Итак, я, Александр Андреевич Шкляревский, родился в Полтавской губернии. Места поэтические, гоголевские – широкой души, так сказать, места. Но я их решительно не помню, и никакого отпечатка богатая малороссийская природа на меня не положила. Соответственно не поэтом, не певцом природных красот я стал, а «отцом русского уголовного романа», «мастером уголовщины», «беллетристом-криминалистом» – это я опять же не сам о себе придумал, такие определения, пусть и с явным ироническим оттенком, встречались мне в отделах литературной критики в разных журналах и газетах. Сосредоточил же я свое писательское внимание на преступлениях и преступниках, на этих язвах общества и их носителях, ввиду ближайшего с ними соприкосновения. О нет, не в разбойничьей семье и не в воровском притоне я воспитывался, но и в детстве, и во взрослой жизни доводилось злодеев и подлецов, убийц и грабителей многажды видать, так что я достаточно их узнал для того, чтобы сделать их своими персонажами. Одно время я даже стоял на противоборствующей им стороне, помогал вершиться правосудию. Но до этого речь еще дойдет, а пока все же о моих ранних годах.
Полтавщины, стало быть, я не помню – и не помню по весьма простой причине. Детство мое раннее, прошедшее там, было таково, что хотелось все позабыть. И частью это удалось – жаль, правда, что касалась эта часть окружающих пейзажей, а не моих непосредственных страданий.

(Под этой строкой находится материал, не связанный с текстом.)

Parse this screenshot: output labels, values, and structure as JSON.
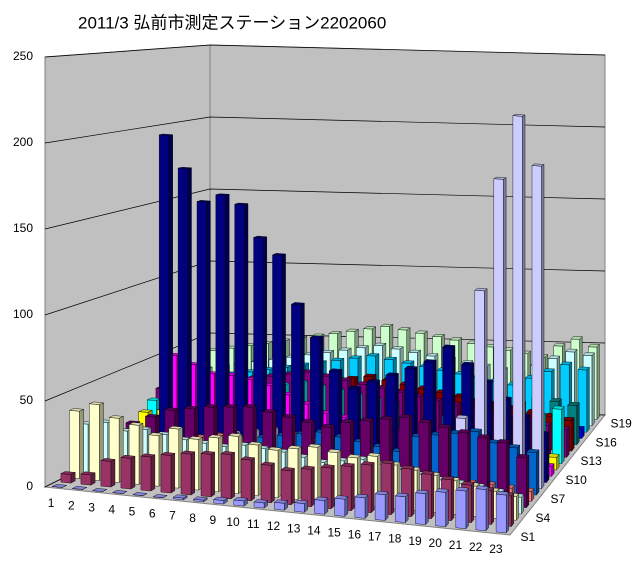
{
  "chart_data": {
    "type": "bar3d",
    "title": "2011/3  弘前市測定ステーション2202060",
    "categories": [
      "1",
      "2",
      "3",
      "4",
      "5",
      "6",
      "7",
      "8",
      "9",
      "10",
      "11",
      "12",
      "13",
      "14",
      "15",
      "16",
      "17",
      "18",
      "19",
      "20",
      "21",
      "22",
      "23"
    ],
    "ylim": [
      0,
      250
    ],
    "yticks": [
      0,
      50,
      100,
      150,
      200,
      250
    ],
    "grid": true,
    "series": [
      {
        "name": "S1",
        "color": "#9999ff",
        "values": [
          0,
          0,
          0,
          0,
          0,
          0,
          1,
          1,
          2,
          3,
          3,
          4,
          5,
          8,
          10,
          12,
          15,
          15,
          18,
          20,
          22,
          24,
          22
        ]
      },
      {
        "name": null,
        "color": "#993366",
        "values": [
          5,
          6,
          15,
          18,
          20,
          22,
          24,
          25,
          26,
          24,
          22,
          20,
          22,
          24,
          26,
          28,
          30,
          28,
          26,
          24,
          22,
          20,
          18
        ]
      },
      {
        "name": null,
        "color": "#ffffcc",
        "values": [
          40,
          45,
          38,
          35,
          30,
          35,
          30,
          32,
          34,
          30,
          28,
          30,
          32,
          30,
          28,
          30,
          26,
          24,
          22,
          20,
          18,
          16,
          14
        ]
      },
      {
        "name": "S4",
        "color": "#ccffff",
        "values": [
          30,
          32,
          28,
          30,
          28,
          26,
          25,
          24,
          26,
          25,
          24,
          22,
          20,
          22,
          24,
          22,
          20,
          18,
          16,
          15,
          14,
          12,
          10
        ]
      },
      {
        "name": null,
        "color": "#660066",
        "values": [
          20,
          25,
          30,
          35,
          40,
          42,
          44,
          45,
          46,
          44,
          42,
          40,
          38,
          42,
          44,
          46,
          48,
          46,
          44,
          42,
          40,
          38,
          30
        ]
      },
      {
        "name": null,
        "color": "#ff8080",
        "values": [
          10,
          12,
          15,
          18,
          20,
          22,
          24,
          22,
          20,
          18,
          16,
          15,
          14,
          13,
          12,
          11,
          10,
          10,
          9,
          8,
          8,
          7,
          6
        ]
      },
      {
        "name": "S7",
        "color": "#0066cc",
        "values": [
          5,
          8,
          10,
          12,
          14,
          16,
          18,
          20,
          22,
          24,
          26,
          28,
          26,
          24,
          22,
          20,
          30,
          32,
          34,
          36,
          30,
          28,
          26
        ]
      },
      {
        "name": null,
        "color": "#ccccff",
        "values": [
          8,
          10,
          12,
          14,
          16,
          18,
          20,
          22,
          24,
          22,
          20,
          18,
          16,
          14,
          12,
          10,
          20,
          30,
          40,
          120,
          190,
          230,
          200
        ]
      },
      {
        "name": null,
        "color": "#000080",
        "values": [
          0,
          0,
          200,
          180,
          160,
          165,
          160,
          140,
          130,
          100,
          80,
          60,
          50,
          55,
          60,
          65,
          70,
          80,
          70,
          60,
          50,
          40,
          30
        ]
      },
      {
        "name": "S10",
        "color": "#ff00ff",
        "values": [
          0,
          0,
          60,
          55,
          50,
          50,
          48,
          45,
          40,
          35,
          30,
          28,
          26,
          24,
          22,
          20,
          18,
          16,
          14,
          12,
          10,
          8,
          6
        ]
      },
      {
        "name": null,
        "color": "#ffff00",
        "values": [
          20,
          22,
          24,
          26,
          28,
          30,
          32,
          30,
          28,
          26,
          24,
          22,
          20,
          18,
          16,
          15,
          14,
          13,
          12,
          11,
          10,
          9,
          8
        ]
      },
      {
        "name": null,
        "color": "#00ffff",
        "values": [
          25,
          28,
          30,
          32,
          34,
          36,
          38,
          40,
          42,
          40,
          38,
          36,
          34,
          32,
          30,
          28,
          26,
          24,
          22,
          20,
          25,
          30,
          35
        ]
      },
      {
        "name": "S13",
        "color": "#800080",
        "values": [
          30,
          32,
          34,
          36,
          38,
          40,
          42,
          44,
          46,
          44,
          42,
          40,
          38,
          36,
          34,
          32,
          30,
          28,
          26,
          24,
          22,
          20,
          18
        ]
      },
      {
        "name": null,
        "color": "#800000",
        "values": [
          20,
          22,
          24,
          26,
          28,
          30,
          32,
          34,
          36,
          38,
          40,
          42,
          40,
          38,
          36,
          34,
          32,
          30,
          28,
          26,
          24,
          22,
          20
        ]
      },
      {
        "name": null,
        "color": "#008080",
        "values": [
          15,
          18,
          20,
          22,
          24,
          26,
          28,
          30,
          28,
          26,
          24,
          22,
          20,
          18,
          16,
          14,
          12,
          10,
          20,
          25,
          30,
          28,
          26
        ]
      },
      {
        "name": "S16",
        "color": "#0000ff",
        "values": [
          10,
          12,
          14,
          16,
          18,
          20,
          22,
          24,
          26,
          28,
          30,
          28,
          26,
          24,
          22,
          20,
          18,
          16,
          14,
          12,
          10,
          8,
          6
        ]
      },
      {
        "name": null,
        "color": "#00ccff",
        "values": [
          25,
          28,
          30,
          32,
          34,
          36,
          38,
          40,
          42,
          44,
          46,
          44,
          42,
          40,
          38,
          36,
          34,
          32,
          30,
          35,
          40,
          45,
          42
        ]
      },
      {
        "name": null,
        "color": "#ccffff",
        "values": [
          30,
          32,
          34,
          36,
          38,
          40,
          42,
          44,
          46,
          48,
          50,
          48,
          46,
          44,
          42,
          40,
          38,
          36,
          34,
          40,
          45,
          50,
          48
        ]
      },
      {
        "name": "S19",
        "color": "#ccffcc",
        "values": [
          40,
          42,
          44,
          46,
          48,
          50,
          52,
          54,
          56,
          58,
          60,
          58,
          56,
          54,
          52,
          50,
          48,
          46,
          44,
          42,
          50,
          55,
          50
        ]
      }
    ]
  }
}
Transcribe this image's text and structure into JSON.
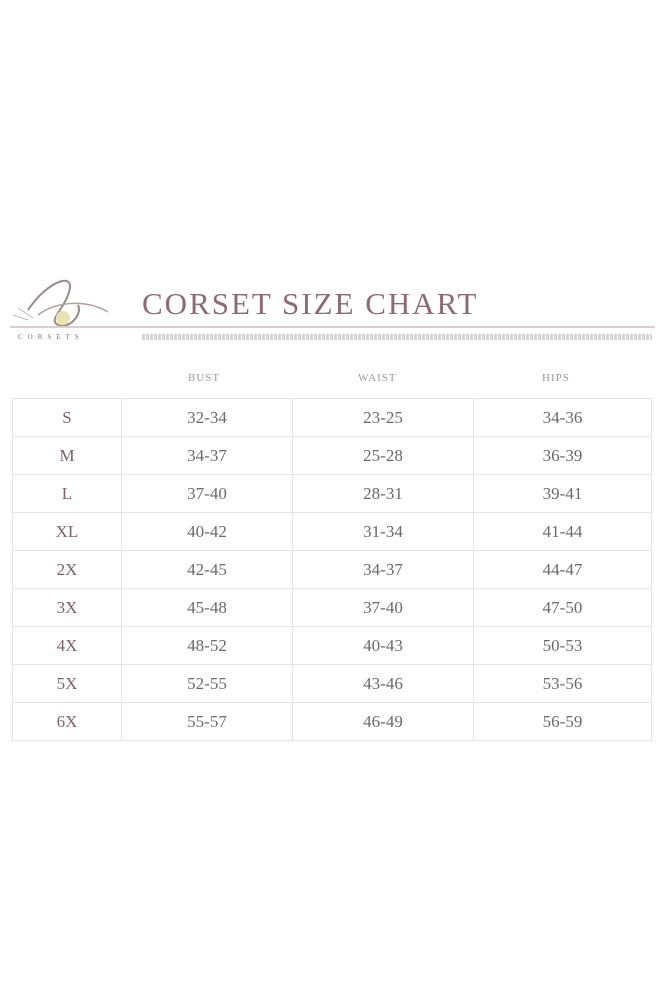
{
  "header": {
    "brand": "CORSETS",
    "title": "CORSET SIZE CHART",
    "brand_color": "#8e6a72"
  },
  "table": {
    "columns": [
      "BUST",
      "WAIST",
      "HIPS"
    ],
    "rows": [
      {
        "size": "S",
        "bust": "32-34",
        "waist": "23-25",
        "hips": "34-36"
      },
      {
        "size": "M",
        "bust": "34-37",
        "waist": "25-28",
        "hips": "36-39"
      },
      {
        "size": "L",
        "bust": "37-40",
        "waist": "28-31",
        "hips": "39-41"
      },
      {
        "size": "XL",
        "bust": "40-42",
        "waist": "31-34",
        "hips": "41-44"
      },
      {
        "size": "2X",
        "bust": "42-45",
        "waist": "34-37",
        "hips": "44-47"
      },
      {
        "size": "3X",
        "bust": "45-48",
        "waist": "37-40",
        "hips": "47-50"
      },
      {
        "size": "4X",
        "bust": "48-52",
        "waist": "40-43",
        "hips": "50-53"
      },
      {
        "size": "5X",
        "bust": "52-55",
        "waist": "43-46",
        "hips": "53-56"
      },
      {
        "size": "6X",
        "bust": "55-57",
        "waist": "46-49",
        "hips": "56-59"
      }
    ]
  }
}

Отец мой, по сословию мещанин, до того как встретил мою мать, учился в университете, после женитьбы требовалось заботиться о хлебе насущном, и он учебу забросил. К тому ж и я вскорости появился. Помыкавшись немного, отец поступил на службу учителем в уездное училище. Доходы были весьма скудны, известно же, какое жалованье у провинциальных учителей. С младенчества я услыхал такие слова: «нужда», «стесненные обстоятельства», «затруднительное положение».
Сравнить ли с этим надменным господином из древнего дворянского рода, моим обидчиком! Конечно, ему и по происхождению не пристало иметь дело со мной как с равным, ему сам бог велел держать меня в прихожей как холуя. Это если по происхождению. А по совести? По общей принадлежности к писательскому цеху, наконец, если уж у этого господина совести днем с огнем не сыщешь! Да что там говорить!
Детство сего субъекта прошло в отцовском имении, в неге и ласке, домашние учителя учили его языкам и математике. Я же свое детство провел в буквальном смысле на постоялом дворе. Вместо заботы я получал тумаки, окружало меня пьянство и жестокость: жизнь подтверждала, что мир был мне не рад.
Постоялый двор – да, это действительно не фигура речи – располагался в городе Лубны. Его содержала моя бабушка, которой сдали на содержание заодно и меня. Суровая и грубая старуха, она меня не любила и часто при мне проклинала моих родителей, сбывших ей меня на руки для того, чтобы тем временем обустроить свой быт. А упомянутыми выше тумаками она угощала меня как пряниками, да не изредка и не по праздникам, а каждый день да много раз в день. При этом норовила ударить по голове; скорее всего из-за этого мои мигрени, одолевающие меня всю жизнь.
Я вообще рос болезным мальчиком. Кроме мещанского звания, родители «одарили» меня слабым здоровьем. Не только голова, но и сердце у меня больное – но это уже врожденное свойство организма, а не приобретенное, тут я на бабку грешить не буду.
Хотя сколько о ней не говори плохого, а все будет ей мало и все поделом. Ох и злая была, ох и гневливая!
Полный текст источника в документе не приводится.